Both current assets and current liabilities for any company can be found on it’s balance sheet Which you can get by following the instruction given below.

If you do not know about the current assets and current liability, then you can read the post containing part 1 of the liquidity ratio, whose link we have given, please read now

First of all, you have to go to the https://www.moneycotrol.com website, after that you will have to search by entering the name of the company and you will have to click on the option of financial data upwards. you will get an option of a balance sheet as soon as you click. On which you can find current assets and current liability by clicking.

#### Example

Now you know the working capital ratio, Let’s dive into a quick example. So you can understand clearly how to find this capital ratio.

Let’s consider a hypothetical example, which gives you an idea of how the working capital ratio can provide meaningful example information in your investment analysis.

**1**– If you are considering Company BHEL as a potential investment, one of the many pieces of information you examine is the liquidity position of the company.

When we check the balance sheet of the company, we get the data of current assets and current liabilities.

- Current assets = 32,711.18
- Current liabilities = 22,676.84

When we plug the relevant data into the above formula, we get the working capital ratio of the BHEL company.

Working capital ratio = 32711.18 / 22676.84 = 1.44 or 144%

2. **We take an an live example of Infosys date- 01/08/2020**

- Current assets = 54,576.00
- Current liabilities = 20,856.00

When we plug the relevant data into the above formula, we get this capital ratio of the XYZ company.

Working capital ratio = 54,576.00 / 20,856.00 = 2.61

### Analysis

As you can see above how the working capital ratio of BHEL company turned out to be 1.44, now we will try to know what it means.
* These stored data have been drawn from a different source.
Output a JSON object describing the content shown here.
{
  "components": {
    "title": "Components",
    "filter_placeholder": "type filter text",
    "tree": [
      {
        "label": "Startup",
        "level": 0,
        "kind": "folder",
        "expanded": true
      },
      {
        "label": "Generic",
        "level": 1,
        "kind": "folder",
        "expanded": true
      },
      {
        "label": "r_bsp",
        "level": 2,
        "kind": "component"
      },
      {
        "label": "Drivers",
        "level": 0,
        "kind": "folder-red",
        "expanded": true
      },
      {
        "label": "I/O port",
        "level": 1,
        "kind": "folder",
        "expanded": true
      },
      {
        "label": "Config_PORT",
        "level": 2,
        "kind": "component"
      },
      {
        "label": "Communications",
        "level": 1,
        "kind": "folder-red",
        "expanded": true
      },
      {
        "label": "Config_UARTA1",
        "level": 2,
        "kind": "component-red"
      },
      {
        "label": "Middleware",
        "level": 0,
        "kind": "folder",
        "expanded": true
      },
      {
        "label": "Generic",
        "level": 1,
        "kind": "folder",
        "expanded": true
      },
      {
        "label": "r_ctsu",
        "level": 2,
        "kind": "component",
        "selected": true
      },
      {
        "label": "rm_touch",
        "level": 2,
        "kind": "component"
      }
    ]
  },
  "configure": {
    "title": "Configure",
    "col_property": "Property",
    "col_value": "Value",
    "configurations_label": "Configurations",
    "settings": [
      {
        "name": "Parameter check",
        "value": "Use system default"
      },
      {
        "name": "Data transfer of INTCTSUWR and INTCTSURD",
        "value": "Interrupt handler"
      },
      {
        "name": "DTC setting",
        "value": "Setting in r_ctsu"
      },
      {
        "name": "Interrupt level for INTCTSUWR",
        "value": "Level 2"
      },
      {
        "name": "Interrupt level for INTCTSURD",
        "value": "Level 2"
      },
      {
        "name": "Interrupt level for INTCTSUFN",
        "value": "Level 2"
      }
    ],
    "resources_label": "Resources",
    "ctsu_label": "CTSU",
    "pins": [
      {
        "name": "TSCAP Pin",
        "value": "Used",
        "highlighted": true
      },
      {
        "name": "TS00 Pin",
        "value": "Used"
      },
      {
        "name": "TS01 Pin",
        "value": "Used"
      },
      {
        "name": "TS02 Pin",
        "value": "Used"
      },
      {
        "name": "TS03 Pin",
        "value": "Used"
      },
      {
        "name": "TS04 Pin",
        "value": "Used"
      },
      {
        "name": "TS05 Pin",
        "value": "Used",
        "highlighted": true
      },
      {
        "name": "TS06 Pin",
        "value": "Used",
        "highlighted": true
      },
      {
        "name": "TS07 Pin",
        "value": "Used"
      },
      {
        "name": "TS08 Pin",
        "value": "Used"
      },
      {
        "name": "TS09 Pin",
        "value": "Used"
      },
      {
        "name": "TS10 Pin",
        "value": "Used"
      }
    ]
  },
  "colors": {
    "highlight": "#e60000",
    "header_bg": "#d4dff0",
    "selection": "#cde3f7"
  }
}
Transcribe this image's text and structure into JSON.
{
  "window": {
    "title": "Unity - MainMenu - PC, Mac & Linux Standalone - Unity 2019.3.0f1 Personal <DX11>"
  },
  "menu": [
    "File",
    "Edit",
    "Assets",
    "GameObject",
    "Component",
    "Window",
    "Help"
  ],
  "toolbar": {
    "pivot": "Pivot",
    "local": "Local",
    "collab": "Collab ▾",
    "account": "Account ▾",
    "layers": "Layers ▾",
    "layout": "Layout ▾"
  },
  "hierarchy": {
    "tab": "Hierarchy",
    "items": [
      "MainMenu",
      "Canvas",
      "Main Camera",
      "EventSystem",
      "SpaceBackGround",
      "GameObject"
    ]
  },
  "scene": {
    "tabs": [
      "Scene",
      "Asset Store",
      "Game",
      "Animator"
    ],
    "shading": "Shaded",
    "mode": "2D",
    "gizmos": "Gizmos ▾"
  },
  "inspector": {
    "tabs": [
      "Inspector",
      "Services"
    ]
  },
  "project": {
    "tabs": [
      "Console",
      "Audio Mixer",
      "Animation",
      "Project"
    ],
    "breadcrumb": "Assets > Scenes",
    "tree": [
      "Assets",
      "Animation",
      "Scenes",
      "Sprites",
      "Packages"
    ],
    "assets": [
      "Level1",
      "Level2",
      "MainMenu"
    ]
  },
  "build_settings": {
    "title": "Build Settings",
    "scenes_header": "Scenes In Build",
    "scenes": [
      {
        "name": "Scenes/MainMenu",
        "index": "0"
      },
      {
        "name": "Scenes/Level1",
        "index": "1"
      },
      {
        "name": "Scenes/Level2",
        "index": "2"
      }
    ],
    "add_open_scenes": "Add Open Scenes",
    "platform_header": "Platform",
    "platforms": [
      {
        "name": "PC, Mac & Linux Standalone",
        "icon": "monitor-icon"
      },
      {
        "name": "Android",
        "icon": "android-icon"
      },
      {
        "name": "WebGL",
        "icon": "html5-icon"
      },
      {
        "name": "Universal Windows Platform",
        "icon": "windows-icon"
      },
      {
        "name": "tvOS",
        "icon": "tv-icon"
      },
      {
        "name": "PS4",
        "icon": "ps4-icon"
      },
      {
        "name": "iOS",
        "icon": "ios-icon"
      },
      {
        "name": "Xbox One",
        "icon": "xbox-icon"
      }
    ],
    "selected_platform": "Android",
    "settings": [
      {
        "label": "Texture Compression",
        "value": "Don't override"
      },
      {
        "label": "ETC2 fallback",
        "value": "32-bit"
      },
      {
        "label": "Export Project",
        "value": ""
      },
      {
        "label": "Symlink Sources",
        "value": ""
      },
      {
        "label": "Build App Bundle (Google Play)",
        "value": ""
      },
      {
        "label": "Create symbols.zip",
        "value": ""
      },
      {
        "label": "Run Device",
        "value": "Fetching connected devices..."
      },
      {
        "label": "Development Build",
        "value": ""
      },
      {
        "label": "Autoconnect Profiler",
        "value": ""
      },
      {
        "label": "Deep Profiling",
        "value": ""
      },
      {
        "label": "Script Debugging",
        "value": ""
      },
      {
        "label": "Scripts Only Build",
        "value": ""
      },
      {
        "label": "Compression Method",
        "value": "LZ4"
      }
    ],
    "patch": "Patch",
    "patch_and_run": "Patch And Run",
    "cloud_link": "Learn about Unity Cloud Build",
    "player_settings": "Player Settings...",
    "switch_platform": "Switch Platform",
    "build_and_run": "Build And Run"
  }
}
- When the working capital ratio of a company is less than 1, it means that the company cannot meet its short-term liabilities even after selling its short assets. If we see companies of this type for the purpose of investment, then we should stay away from such companies
- When the working capital ratio of a company comes to 1, it means that the current assets that the company has, can only meet the short-term liabilities and the company does not have enough money to complete its day to day operations, we should stay away from such companies if we look at the prospect of investment
- If the working capital ratio of a company falls between 1.2 to 2, then such companies are considered to be in a very good position and This means that the company will meet its short-term liabilities as well as its day-to-day operations expenses. Such companies give us the opportunity to invest.
- If the working capital ratio of a company is more than 2, it means that the company can meet its short-term liabilities, but the company has so much money that it is not able to use it properly. And we should stay away from such companies.

#### Remark

As you saw in the above example, how we find out the working capital ratio of BHEL and Infosys company, now we will analyze both companies whether it would be right to invest in the companies or not.

- BHEL’s working capital ratio is 1.44, which is considered a good sign for a company and must be monitored to invest in companies of this type. Because even after completing the short-term liabilities of the company by selling its current assets, some extra money will be saved so that it can run its working operation properly.
- XYZ company’s working capital ratio is 2.66, which indicates that the company has more cash and is not utilizes properly.